Sport : Eisbären in Schlägernot

Die Nachlieferung der 114 gestohlenen Stöcke kann bis zu acht Wochen dauern

Til Knipper

Berlin - „Es wäre ungewohnt, aber es ginge wohl irgendwie“, sagt Steve Walker relativ gelassen. Dabei muss sich der Kapitän der Eisbären mit dem Gedanken anfreunden, demnächst nicht mit den für ihn maßgefertigten Schlägern in der Deutschen Eishockey-Liga (DEL) spielen zu können. Denn Walker ist das Hauptopfer eines Einbruchs ins Materiallager der Eisbären. 24 der 114 Schläger, die Samstagnacht im Sportforum Hohenschönhausen gestohlen wurden, gehörten Walker.

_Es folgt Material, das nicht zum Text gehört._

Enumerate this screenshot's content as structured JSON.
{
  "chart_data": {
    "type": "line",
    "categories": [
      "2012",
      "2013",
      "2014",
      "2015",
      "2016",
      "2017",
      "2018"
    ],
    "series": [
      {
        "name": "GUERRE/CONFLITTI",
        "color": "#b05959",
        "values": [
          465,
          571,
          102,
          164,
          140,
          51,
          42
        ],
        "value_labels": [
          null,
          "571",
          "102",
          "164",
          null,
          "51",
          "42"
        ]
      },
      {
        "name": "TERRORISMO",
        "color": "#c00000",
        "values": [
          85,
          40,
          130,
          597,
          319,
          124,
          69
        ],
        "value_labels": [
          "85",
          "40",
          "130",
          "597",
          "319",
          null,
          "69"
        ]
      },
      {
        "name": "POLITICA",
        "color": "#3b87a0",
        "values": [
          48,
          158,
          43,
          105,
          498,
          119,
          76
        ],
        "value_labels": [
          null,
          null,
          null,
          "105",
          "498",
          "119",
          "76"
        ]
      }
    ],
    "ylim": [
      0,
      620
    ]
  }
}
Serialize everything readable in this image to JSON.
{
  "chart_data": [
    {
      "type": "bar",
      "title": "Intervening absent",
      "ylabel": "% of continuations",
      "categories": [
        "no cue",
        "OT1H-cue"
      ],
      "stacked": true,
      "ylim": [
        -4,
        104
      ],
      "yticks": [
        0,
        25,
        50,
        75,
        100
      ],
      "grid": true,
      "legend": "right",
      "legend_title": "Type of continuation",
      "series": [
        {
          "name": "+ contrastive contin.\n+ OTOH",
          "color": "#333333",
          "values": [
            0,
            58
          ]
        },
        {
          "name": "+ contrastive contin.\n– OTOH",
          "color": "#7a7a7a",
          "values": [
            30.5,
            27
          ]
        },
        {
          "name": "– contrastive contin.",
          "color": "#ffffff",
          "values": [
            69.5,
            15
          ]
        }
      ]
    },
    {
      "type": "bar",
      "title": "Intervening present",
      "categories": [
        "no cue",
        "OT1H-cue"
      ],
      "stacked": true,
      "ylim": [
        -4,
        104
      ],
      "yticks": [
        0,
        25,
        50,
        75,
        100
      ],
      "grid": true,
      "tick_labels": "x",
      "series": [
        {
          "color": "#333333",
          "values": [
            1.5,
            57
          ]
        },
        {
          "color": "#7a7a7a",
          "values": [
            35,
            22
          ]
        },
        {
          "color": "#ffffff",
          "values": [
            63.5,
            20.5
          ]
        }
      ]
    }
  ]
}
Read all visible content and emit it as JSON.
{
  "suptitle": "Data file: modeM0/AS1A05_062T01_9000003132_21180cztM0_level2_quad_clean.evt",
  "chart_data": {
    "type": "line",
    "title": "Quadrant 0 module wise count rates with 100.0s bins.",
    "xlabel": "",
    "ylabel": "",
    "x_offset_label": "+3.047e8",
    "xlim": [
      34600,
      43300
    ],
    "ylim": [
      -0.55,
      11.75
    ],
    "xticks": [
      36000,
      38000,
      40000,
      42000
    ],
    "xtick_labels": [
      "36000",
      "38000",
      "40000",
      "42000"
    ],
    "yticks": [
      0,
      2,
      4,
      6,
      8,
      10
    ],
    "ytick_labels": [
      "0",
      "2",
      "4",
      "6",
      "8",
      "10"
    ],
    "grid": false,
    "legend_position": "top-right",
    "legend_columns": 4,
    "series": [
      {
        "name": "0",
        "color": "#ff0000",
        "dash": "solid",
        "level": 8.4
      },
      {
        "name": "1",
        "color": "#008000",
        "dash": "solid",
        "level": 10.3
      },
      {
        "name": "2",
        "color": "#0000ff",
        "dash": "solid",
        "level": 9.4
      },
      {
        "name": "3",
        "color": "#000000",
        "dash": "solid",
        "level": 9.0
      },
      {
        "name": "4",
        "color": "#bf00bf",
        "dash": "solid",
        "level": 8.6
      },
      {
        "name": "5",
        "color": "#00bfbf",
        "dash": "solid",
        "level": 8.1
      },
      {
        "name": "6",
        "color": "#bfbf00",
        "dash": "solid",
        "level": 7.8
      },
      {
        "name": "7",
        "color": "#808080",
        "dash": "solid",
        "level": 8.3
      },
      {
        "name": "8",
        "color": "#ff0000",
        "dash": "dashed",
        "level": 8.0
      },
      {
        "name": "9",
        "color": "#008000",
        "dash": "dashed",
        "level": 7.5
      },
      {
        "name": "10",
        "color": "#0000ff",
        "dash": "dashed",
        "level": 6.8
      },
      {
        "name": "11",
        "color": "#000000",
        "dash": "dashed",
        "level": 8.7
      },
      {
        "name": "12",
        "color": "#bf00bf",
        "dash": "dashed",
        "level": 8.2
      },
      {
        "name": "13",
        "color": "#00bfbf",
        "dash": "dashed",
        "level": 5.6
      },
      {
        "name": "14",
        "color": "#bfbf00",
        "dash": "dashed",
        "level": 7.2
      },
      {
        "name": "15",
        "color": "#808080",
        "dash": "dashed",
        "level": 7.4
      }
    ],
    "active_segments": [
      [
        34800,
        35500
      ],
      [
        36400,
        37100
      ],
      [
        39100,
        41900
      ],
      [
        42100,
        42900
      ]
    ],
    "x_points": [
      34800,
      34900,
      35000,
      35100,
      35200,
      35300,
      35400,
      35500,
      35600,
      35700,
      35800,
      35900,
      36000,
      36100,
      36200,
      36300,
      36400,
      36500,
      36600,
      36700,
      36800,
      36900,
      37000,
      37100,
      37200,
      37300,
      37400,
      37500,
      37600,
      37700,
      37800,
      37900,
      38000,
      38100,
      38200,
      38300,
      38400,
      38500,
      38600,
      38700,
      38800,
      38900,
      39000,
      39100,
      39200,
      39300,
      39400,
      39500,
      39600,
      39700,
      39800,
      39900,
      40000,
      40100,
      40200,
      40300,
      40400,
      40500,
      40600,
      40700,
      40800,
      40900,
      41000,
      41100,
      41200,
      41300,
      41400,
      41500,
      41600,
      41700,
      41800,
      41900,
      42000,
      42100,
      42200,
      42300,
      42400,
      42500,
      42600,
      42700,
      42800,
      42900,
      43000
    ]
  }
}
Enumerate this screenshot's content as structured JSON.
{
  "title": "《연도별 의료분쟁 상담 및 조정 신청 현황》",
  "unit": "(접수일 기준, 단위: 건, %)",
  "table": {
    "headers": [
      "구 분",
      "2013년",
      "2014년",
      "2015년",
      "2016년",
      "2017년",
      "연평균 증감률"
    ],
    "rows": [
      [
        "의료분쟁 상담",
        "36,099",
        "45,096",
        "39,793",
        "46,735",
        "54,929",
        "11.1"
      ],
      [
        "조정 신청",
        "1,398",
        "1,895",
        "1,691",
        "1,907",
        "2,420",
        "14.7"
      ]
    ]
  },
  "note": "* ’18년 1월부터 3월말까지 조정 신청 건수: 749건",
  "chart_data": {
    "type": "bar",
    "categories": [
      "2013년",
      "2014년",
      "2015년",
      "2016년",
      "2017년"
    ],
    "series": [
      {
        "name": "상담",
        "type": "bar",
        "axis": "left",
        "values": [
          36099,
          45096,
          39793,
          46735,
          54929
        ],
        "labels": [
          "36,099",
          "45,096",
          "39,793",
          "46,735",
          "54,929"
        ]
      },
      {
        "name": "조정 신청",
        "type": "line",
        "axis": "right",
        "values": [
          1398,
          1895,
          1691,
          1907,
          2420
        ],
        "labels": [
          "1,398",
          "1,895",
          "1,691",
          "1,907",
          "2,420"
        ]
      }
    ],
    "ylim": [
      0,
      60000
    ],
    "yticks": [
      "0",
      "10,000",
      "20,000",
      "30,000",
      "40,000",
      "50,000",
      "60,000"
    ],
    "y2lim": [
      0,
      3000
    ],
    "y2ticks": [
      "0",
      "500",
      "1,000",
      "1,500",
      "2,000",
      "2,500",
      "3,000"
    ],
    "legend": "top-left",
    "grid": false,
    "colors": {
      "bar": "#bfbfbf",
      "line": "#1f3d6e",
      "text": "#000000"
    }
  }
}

Der Sachschaden des Einbruchs beläuft sich bei Preisen von bis zu 200 Euro pro Schläger auf mehr als 20 000 Euro. Das ist aber das geringste Problem im Moment, da der Schaden wohl von der Versicherung übernommen wird. Schwerer wiegt, dass Leistungsträger wie Walker, Mark Beaufait oder Neuzugang Jeff Jillson bald ohne ihr wichtigstes Arbeitsgerät dastehen könnten. Die Lieferzeit der nordamerikanischen Hersteller beträgt sechs bis acht Wochen, weil die Schläger individuell angefertigt werden müssen. „Ich spiele jetzt seit sieben oder acht Jahren mit exakt dem gleichen Schläger“, erklärt Walker. „Nach dem Diebstahl habe ich nur noch vier Schläger übrig.“

Es sei schwierig vorherzusagen, wie lange er damit auskomme. Um das Material zu schonen, benutzt Walker seine Schläger immer abwechselnd. „Manchmal geht dir mehrere Wochen kein Schläger kaputt. Bei unserer letzten Auswärtsreise sind mir aber gleich drei Schläger in einem Spiel gebrochen.“ Sollte ihm so etwas wieder passieren, muss Stefan Ustorf aushelfen. „Seine Schläger sind meinen noch am ähnlichsten. Die anderen spielen alle mit härteren Stöcken“, erklärt Walker. Bei den Eisbären rätseln sie über die Motive der Täter. „Es wird schwierig werden, diese Schläger zu verkaufen“, sagt Eisbären-Sprecher Moritz Hillebrand. „Bei den maßgefertigten Stöcken sind der Name des Spielers und eine Seriennummer eingraviert, so dass man das leicht zurückverfolgen könnte.“ Auch einen Absatz über Ebay hält Hillebrand für unwahrscheinlich. „Das würden uns unsere Fans sofort mitteilen.“ Die Täter müssen sich aber gut ausgekannt haben im Sportforum. „Die wussten genau, wo die Schläger standen und haben nur die teuersten aus Carbon geklaut“, sagt Hillebrand.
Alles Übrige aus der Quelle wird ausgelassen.